Visually the most obvious difference between the Kindle Touch and the Kindle are the removal of the page forward and back buttons. To move forward and back you need to use the touchscreen, which you can do with one hand by swiping from left to right to go forward and back.

The screen is split into three what are described as Tap Zones. The first is a strip along the top where tapping brings up the menu and a shortcut to the Kindle Store. The second area is a strip 1cm wide on the left you tap to return to the previous page. Tap anywhere else on the remainder of the screen to go to the next page.

If you've used a Kindle before it takes time to get used to the touchscreen, it's easy to accidentally tap the screen a little bit too long and jump forward several pages.

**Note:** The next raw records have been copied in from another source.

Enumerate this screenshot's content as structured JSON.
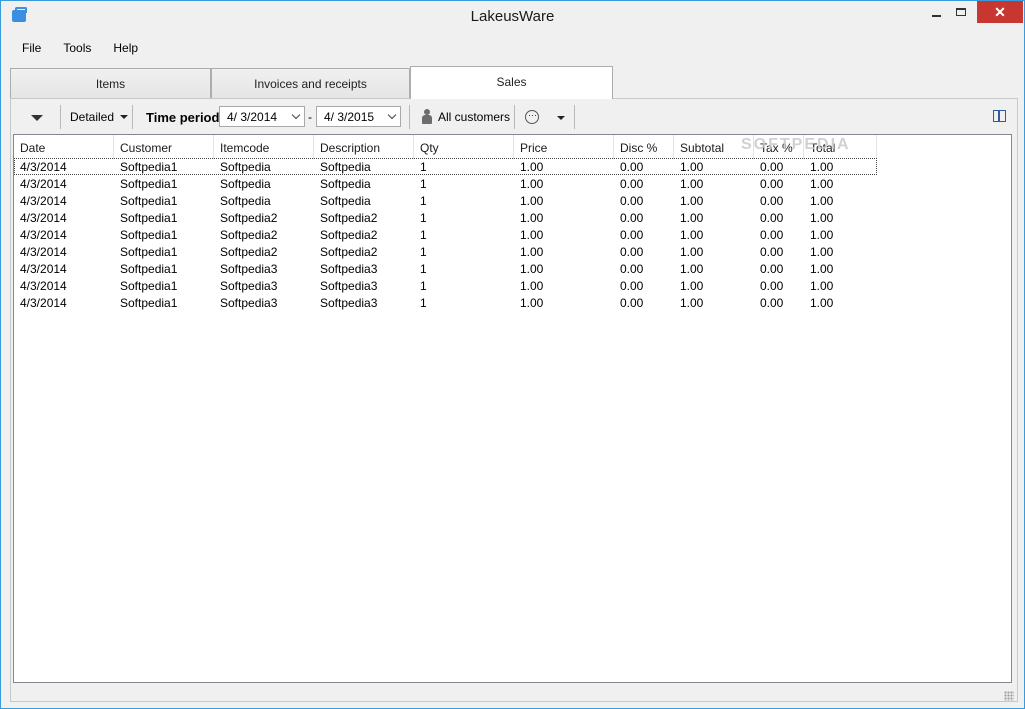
{
  "window": {
    "title": "LakeusWare"
  },
  "menu": [
    "File",
    "Tools",
    "Help"
  ],
  "tabs": [
    "Items",
    "Invoices and receipts",
    "Sales"
  ],
  "active_tab": "Sales",
  "toolbar": {
    "view_mode": "Detailed",
    "time_period_label": "Time period:",
    "date_from": "4/ 3/2014",
    "date_to": "4/ 3/2015",
    "date_separator": "-",
    "customers_label": "All customers",
    "more_icon": "⋯"
  },
  "grid": {
    "columns": [
      "Date",
      "Customer",
      "Itemcode",
      "Description",
      "Qty",
      "Price",
      "Disc %",
      "Subtotal",
      "Tax %",
      "Total"
    ],
    "rows": [
      [
        "4/3/2014",
        "Softpedia1",
        "Softpedia",
        "Softpedia",
        "1",
        "1.00",
        "0.00",
        "1.00",
        "0.00",
        "1.00"
      ],
      [
        "4/3/2014",
        "Softpedia1",
        "Softpedia",
        "Softpedia",
        "1",
        "1.00",
        "0.00",
        "1.00",
        "0.00",
        "1.00"
      ],
      [
        "4/3/2014",
        "Softpedia1",
        "Softpedia",
        "Softpedia",
        "1",
        "1.00",
        "0.00",
        "1.00",
        "0.00",
        "1.00"
      ],
      [
        "4/3/2014",
        "Softpedia1",
        "Softpedia2",
        "Softpedia2",
        "1",
        "1.00",
        "0.00",
        "1.00",
        "0.00",
        "1.00"
      ],
      [
        "4/3/2014",
        "Softpedia1",
        "Softpedia2",
        "Softpedia2",
        "1",
        "1.00",
        "0.00",
        "1.00",
        "0.00",
        "1.00"
      ],
      [
        "4/3/2014",
        "Softpedia1",
        "Softpedia2",
        "Softpedia2",
        "1",
        "1.00",
        "0.00",
        "1.00",
        "0.00",
        "1.00"
      ],
      [
        "4/3/2014",
        "Softpedia1",
        "Softpedia3",
        "Softpedia3",
        "1",
        "1.00",
        "0.00",
        "1.00",
        "0.00",
        "1.00"
      ],
      [
        "4/3/2014",
        "Softpedia1",
        "Softpedia3",
        "Softpedia3",
        "1",
        "1.00",
        "0.00",
        "1.00",
        "0.00",
        "1.00"
      ],
      [
        "4/3/2014",
        "Softpedia1",
        "Softpedia3",
        "Softpedia3",
        "1",
        "1.00",
        "0.00",
        "1.00",
        "0.00",
        "1.00"
      ]
    ],
    "focused_row": 0
  },
  "watermark": "SOFTPEDIA",
  "colors": {
    "window_border": "#3a9bdc",
    "close_button": "#c7372f",
    "accent_icon": "#3b8fe0"
  }
}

Benefits of the touchscreen including being able to jump back a chapter by swiping down and jumping forward a chapter by swiping up. Pressing a word brings up a definition from the Oxford Dictionary of English.

Kindle in hand and front

Amazon Kindle Touch: Performance

Amazon uses E-Ink in the Kindle Touch, text is sharp and crisp and less likely to cause strain to your eyes than a tablet or smartphone screen. At 6-inches the screen is a great size for reading and a quick pinch of screen (which is multitouch) enlarges the font where you can select the perfect size from eight.

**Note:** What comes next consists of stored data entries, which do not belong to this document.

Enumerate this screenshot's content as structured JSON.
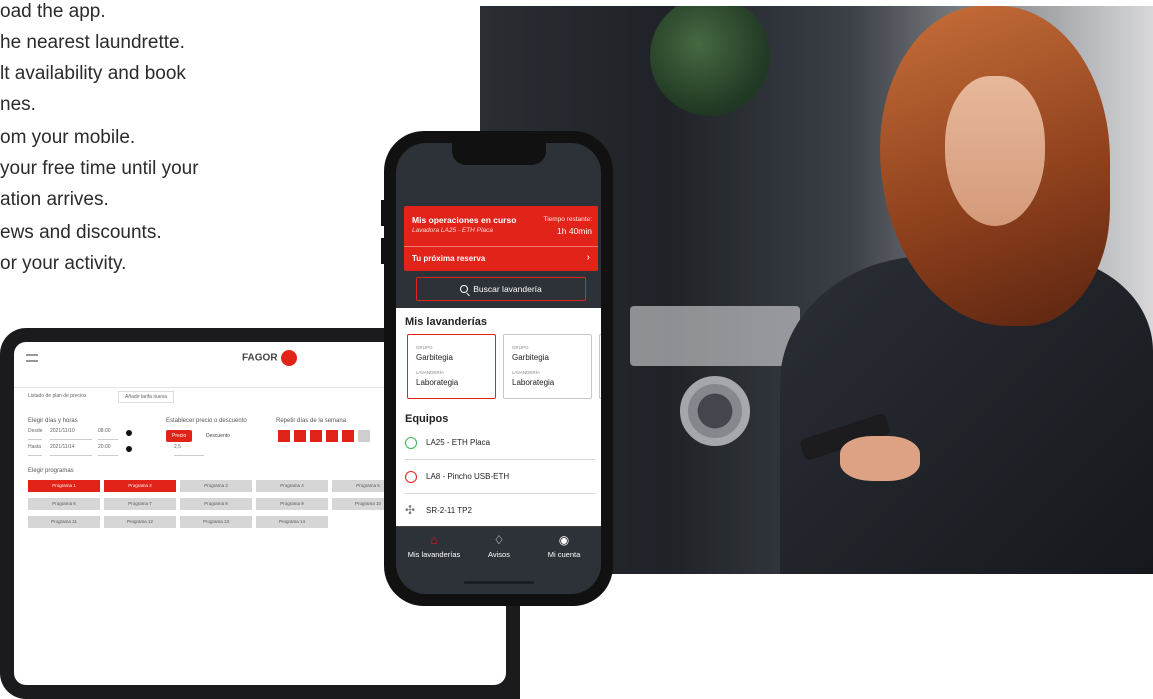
{
  "features": [
    "oad the app.",
    "he nearest laundrette.",
    "lt availability and book",
    "nes.",
    "om your mobile.",
    "your free time until your",
    "ation arrives.",
    "ews and discounts.",
    "or your activity."
  ],
  "tablet": {
    "logo": "FAGOR",
    "tab_left": "Listado de plan de precios",
    "tab_right": "Añadir tarifa nueva",
    "section_days": "Elegir días y horas",
    "from_label": "Desde",
    "from_date": "2021/11/10",
    "from_time": "08:00",
    "to_label": "Hasta",
    "to_date": "2021/11/14",
    "to_time": "20:00",
    "section_price": "Establecer precio o descuento",
    "price_button": "Precio",
    "discount_option": "Descuento",
    "price_value": "2,5",
    "section_repeat": "Repetir días de la semana",
    "day_labels": [
      "Lu",
      "Ma",
      "Mi",
      "Ju",
      "Vi"
    ],
    "section_programs": "Elegir programas",
    "programs": [
      "Programa 1",
      "Programa 2",
      "Programa 3",
      "Programa 4",
      "Programa 5",
      "Programa 6",
      "Programa 7",
      "Programa 8",
      "Programa 9",
      "Programa 10",
      "Programa 11",
      "Programa 12",
      "Programa 13",
      "Programa 14"
    ]
  },
  "phone": {
    "current_ops": {
      "title": "Mis operaciones en curso",
      "machine": "Lavadora LA25 - ETH Placa",
      "time_label": "Tiempo restante:",
      "time_value": "1h 40min",
      "next_booking": "Tu próxima reserva",
      "chevron": "›"
    },
    "search_label": "Buscar lavandería",
    "my_laundries_title": "Mis lavanderías",
    "laundries": [
      {
        "group_label": "GRUPO",
        "group": "Garbitegia",
        "laundry_label": "LAVANDERÍA",
        "laundry": "Laborategia"
      },
      {
        "group_label": "GRUPO",
        "group": "Garbitegia",
        "laundry_label": "LAVANDERÍA",
        "laundry": "Laborategia"
      }
    ],
    "equipment_title": "Equipos",
    "equipment": [
      {
        "label": "LA25 - ETH Placa",
        "status_color": "#3bb552"
      },
      {
        "label": "LA8 - Pincho USB-ETH",
        "status_color": "#e2231a"
      },
      {
        "label": "SR-2-11 TP2",
        "status_color": "#777777"
      }
    ],
    "nav": [
      {
        "label": "Mis lavanderías",
        "icon": "home-icon"
      },
      {
        "label": "Avisos",
        "icon": "bell-icon"
      },
      {
        "label": "Mi cuenta",
        "icon": "user-icon"
      }
    ]
  },
  "colors": {
    "accent": "#e2231a",
    "phone_bg": "#2d3238",
    "ok_green": "#3bb552"
  }
}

Amazon claims the Kindle Touch lasts two-months, if you read half an hour a day. In our experience the battery lasts around two weeks if you read approximately two hours a day. Charging period is around 4.5 hours via micro USB port in the base, a mains connector isn't supplied.

The highlight of this (and any) Kindle is its seamless integration with the Amazon store, which is quicker than ever to get too by tapping the basket icon, once there, there are hundreds of books free, all with a free downloadable first chapter. Navigating the store and selecting books is far easier with a touchscreen than the four-way controller used in previous Kindles (below).

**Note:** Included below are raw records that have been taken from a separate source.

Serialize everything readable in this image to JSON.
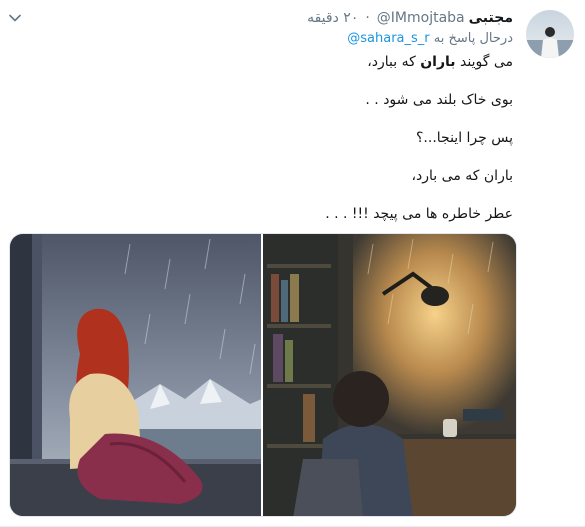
{
  "author": {
    "display_name": "مجتبی",
    "handle": "@IMmojtaba",
    "separator": "·",
    "timestamp": "۲۰ دقیقه"
  },
  "reply": {
    "prefix": "درحال پاسخ به",
    "target": "@sahara_s_r"
  },
  "body": {
    "line1_before": "می گویند ",
    "line1_bold": "باران",
    "line1_after": " که ببارد،",
    "line2": "بوی خاک بلند می شود . .",
    "line3": "پس چرا اینجا...؟",
    "line4": "باران که می بارد،",
    "line5": "عطر خاطره ها می پیچد !!! . . ."
  },
  "media": {
    "left_desc": "girl-by-rainy-window",
    "right_desc": "boy-at-desk-rain"
  },
  "colors": {
    "link": "#1b95e0",
    "muted": "#657786",
    "text": "#14171a"
  }
}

Amazon claims books take around 60 seconds to download, but it's often faster than that.

A feature new to the Kindle Touch is X-Ray, which lets you explore the structure of a book and search for references with a single tap. For example in The Hunger Games selecting Peeta displays all references to that characters as a timeline. It's not a feature we see ourselves using, but useful for autobiographical and non-fiction titles. It's not available for all books though.

Text to speech is included and the Kindle Touch also supports Audible files for downloading and listening to audio books via the speaker.

Kindle Touch and Kindle keyboard

Amazon Kindle Touch: Verdict

We’re big fans of the Kindle. Over the years Amazon has tweaked the design to make it more portable and faster, while retaining the simplicity and consistently ensuring a fantastic user experience. But while the Kindle Touch is a great device, but we didn’t enjoy using it as much as the conventional Kindle.

Our main issue is the touchscreen, while it improves the navigation and browsing experience, we’re not sure it's really necessary.  Don’t get us wrong, the Kindle Touch is a fantastic device and many people will love the touchscreen, we just don’t think it’s any better than the non touchscreen Kindle, so unless you really, really want a touchscreen we'd suggest saving some money and going for the Kindle.

The Kindle Touch is out now, Kindle Touch WiFi is £109 and the Kindle Touch 3G is £169.